Definition: Centripetal Acceleration
Centripetal acceleration is the rate of change of tangential velocity:
$\displaystyle\vec{a}_{c}^{}$ = $\displaystyle\lim_{\Delta t\to 0}^{}$$\displaystyle{\Delta \vec{v}_t \over \Delta t}$ (17)
Note:
The direction of the centripital acceleration is always inwards along the radius vector of the circular motion.
The magnitude of the centripetal acceleration is related to the tangential speed and angular velocity as follows:
ac = $\displaystyle{v_t^2 \over r}$ = $\displaystyle\omega^{2}_{}$r. (18)
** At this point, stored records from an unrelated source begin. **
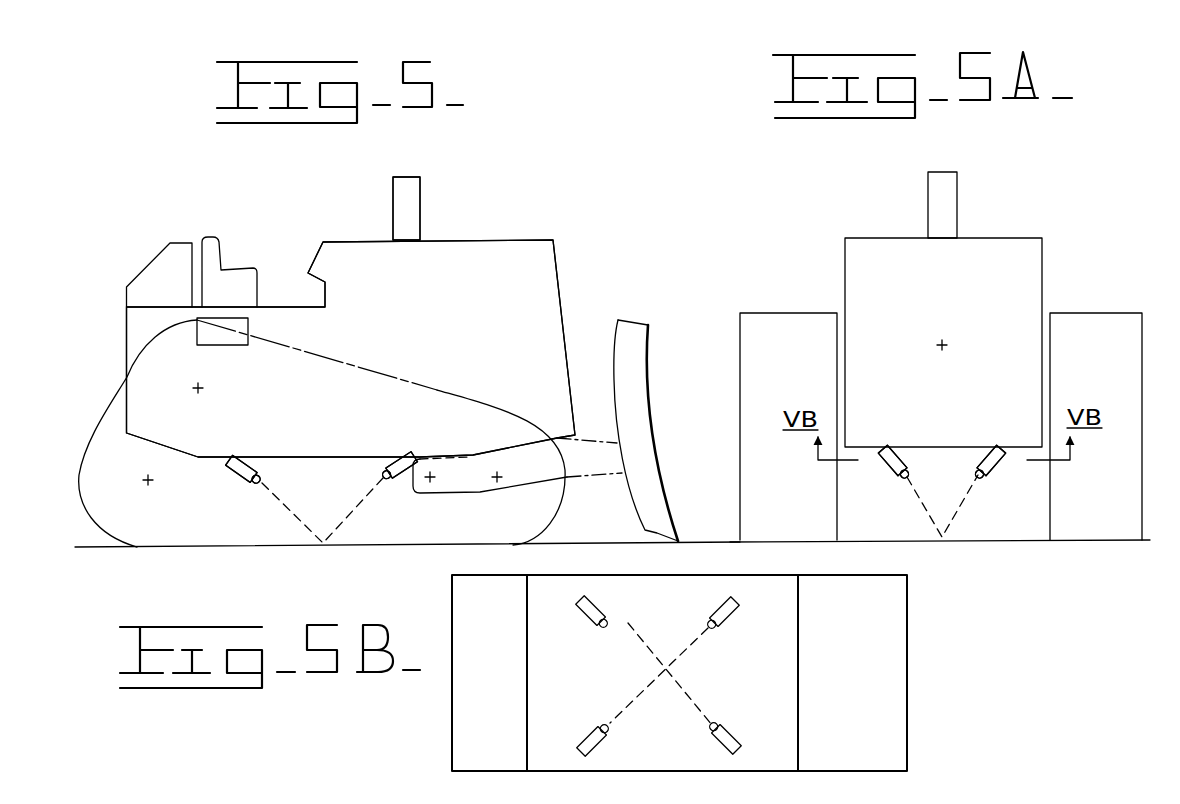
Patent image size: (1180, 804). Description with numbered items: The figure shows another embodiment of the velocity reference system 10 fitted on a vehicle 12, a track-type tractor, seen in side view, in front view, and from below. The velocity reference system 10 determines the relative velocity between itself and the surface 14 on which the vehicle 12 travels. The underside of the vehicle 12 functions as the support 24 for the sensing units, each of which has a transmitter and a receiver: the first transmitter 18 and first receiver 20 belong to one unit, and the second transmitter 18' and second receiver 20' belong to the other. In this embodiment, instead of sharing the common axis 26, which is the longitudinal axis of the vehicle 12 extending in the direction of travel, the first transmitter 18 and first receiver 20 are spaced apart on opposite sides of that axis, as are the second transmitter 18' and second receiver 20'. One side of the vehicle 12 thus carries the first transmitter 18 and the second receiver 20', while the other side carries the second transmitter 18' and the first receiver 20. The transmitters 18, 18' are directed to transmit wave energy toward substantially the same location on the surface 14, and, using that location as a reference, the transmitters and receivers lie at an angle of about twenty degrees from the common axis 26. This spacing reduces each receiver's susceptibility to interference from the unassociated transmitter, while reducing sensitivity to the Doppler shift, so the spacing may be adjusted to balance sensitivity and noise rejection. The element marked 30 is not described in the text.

In FIG. 5, the velocity reference system 10 is at (197, 196).
In FIG. 5, the vehicle 12 is at (516, 235).
In FIG. 5A, the vehicle 12 is at (872, 235).
In FIG. 5, the surface 14 is at (575, 542).
In FIG. 5A, the surface 14 is at (940, 541).
In FIG. 5, the first transmitter 18 is at (222, 485).
In FIG. 5A, the first transmitter 18 is at (1007, 475).
In FIG. 5B, the first transmitter 18 is at (576, 738).
In FIG. 5, the first receiver 20 is at (222, 485).
In FIG. 5A, the first receiver 20 is at (924, 463).
In FIG. 5B, the first receiver 20 is at (579, 615).
In FIG. 5, the second transmitter 18' is at (424, 487).
In FIG. 5A, the second transmitter 18' is at (924, 463).
In FIG. 5B, the second transmitter 18' is at (743, 615).
In FIG. 5, the second receiver 20' is at (424, 487).
In FIG. 5A, the second receiver 20' is at (1007, 475).
In FIG. 5B, the second receiver 20' is at (746, 737).
In FIG. 5, the support 24 is at (342, 460).
In FIG. 5A, the support 24 is at (868, 452).
In FIG. 5A, the common axis 26 is at (939, 343).
In FIG. 5, the control unit 30 is at (243, 323).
In general, a particle moving in a circle experiences both angular acceleration and centripetal accelaration. Since the two are always perpendicular, by definition, the magnitude of the net acceleration a total is:
a total = $\displaystyle\sqrt{a_c^2 + a_t^2}$ = $\displaystyle\sqrt{r^2\omega^4 +
r^2\alpha^2}$. (19)
Definition: Centripetal Force
Centripetal force is the net force causing the centripetal acceleration of an object in circular motion. By Newton's Second Law:
$\displaystyle\vec{F}_{c}^{}$ = m$\displaystyle\vec{a}_{c}^{}$. (20)
Its direction is always inward along the radius vector, and its magnitude is given by:
Fc = mac = m$\displaystyle{v_t^2 \over r}$ = m$\displaystyle\omega^{2}_{}$r. (21)